Keputusan kontroversial ini memungkinkan Balogun untuk tetap tampil memperkuat skuad Negeri Paman Sam saat menghadapi Belgia di babak 16 besar. Situasi ini memicu perdebatan publik karena langkah tersebut dianggap menyimpang dari prosedur disipliner standar yang biasanya mewajibkan pemain absen setidaknya satu pertandingan setelah menerima kartu merah.

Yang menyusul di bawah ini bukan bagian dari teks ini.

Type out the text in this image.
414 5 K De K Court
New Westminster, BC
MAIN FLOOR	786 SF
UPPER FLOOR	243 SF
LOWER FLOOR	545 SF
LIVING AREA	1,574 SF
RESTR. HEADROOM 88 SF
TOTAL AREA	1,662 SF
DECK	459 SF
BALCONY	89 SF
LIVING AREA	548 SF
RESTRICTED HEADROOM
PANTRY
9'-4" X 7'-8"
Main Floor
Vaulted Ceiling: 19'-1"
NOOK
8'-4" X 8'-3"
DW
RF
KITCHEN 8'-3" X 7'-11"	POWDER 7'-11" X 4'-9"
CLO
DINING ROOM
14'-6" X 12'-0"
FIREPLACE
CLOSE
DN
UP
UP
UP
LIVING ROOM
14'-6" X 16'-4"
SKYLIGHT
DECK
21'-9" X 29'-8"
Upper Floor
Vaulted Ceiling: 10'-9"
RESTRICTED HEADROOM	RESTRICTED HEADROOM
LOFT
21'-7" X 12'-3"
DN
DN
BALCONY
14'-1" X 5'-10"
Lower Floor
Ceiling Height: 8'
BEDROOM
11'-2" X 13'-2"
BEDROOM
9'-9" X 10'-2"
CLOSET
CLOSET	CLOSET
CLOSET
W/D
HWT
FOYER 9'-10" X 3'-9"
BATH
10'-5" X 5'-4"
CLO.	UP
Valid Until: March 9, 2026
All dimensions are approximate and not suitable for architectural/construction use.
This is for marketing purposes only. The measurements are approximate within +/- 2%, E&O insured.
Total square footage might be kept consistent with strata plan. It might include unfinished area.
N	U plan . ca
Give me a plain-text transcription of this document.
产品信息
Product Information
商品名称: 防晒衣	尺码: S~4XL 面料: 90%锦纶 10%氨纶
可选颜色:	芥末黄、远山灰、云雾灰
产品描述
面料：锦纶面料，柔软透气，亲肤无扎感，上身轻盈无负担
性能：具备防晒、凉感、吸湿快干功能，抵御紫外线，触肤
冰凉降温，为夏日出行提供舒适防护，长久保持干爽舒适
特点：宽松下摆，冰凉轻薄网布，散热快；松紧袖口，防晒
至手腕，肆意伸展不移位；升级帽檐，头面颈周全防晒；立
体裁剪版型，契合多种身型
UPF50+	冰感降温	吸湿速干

Laporan dari jurnalis olahraga Ben Jacobs menyebutkan adanya dugaan intervensi dari pihak Gedung Putih yang melakukan komunikasi langsung kepada Presiden FIFA, Gianni Infantino, untuk meninjau ulang hukuman tersebut. Meski FIFA menyatakan keputusan diambil berdasarkan rekomendasi komite independen dan membantah adanya pengaruh politik, transparansi mengenai dasar pertimbangan penangguhan ini tetap menjadi tanda tanya besar.

Kasus ini mengingatkan publik pada peristiwa historis serupa di Piala Dunia 1962, saat bintang Brasil, Garrincha, tetap diizinkan bermain di babak final meski menerima kartu merah di laga sebelumnya. Kini, publik sepak bola dunia tengah menanti penjelasan lebih mendalam dari FIFA mengenai bagaimana protokol kedisiplinan dapat berubah, terutama saat melibatkan kepentingan strategis dalam turnamen bergengsi ini.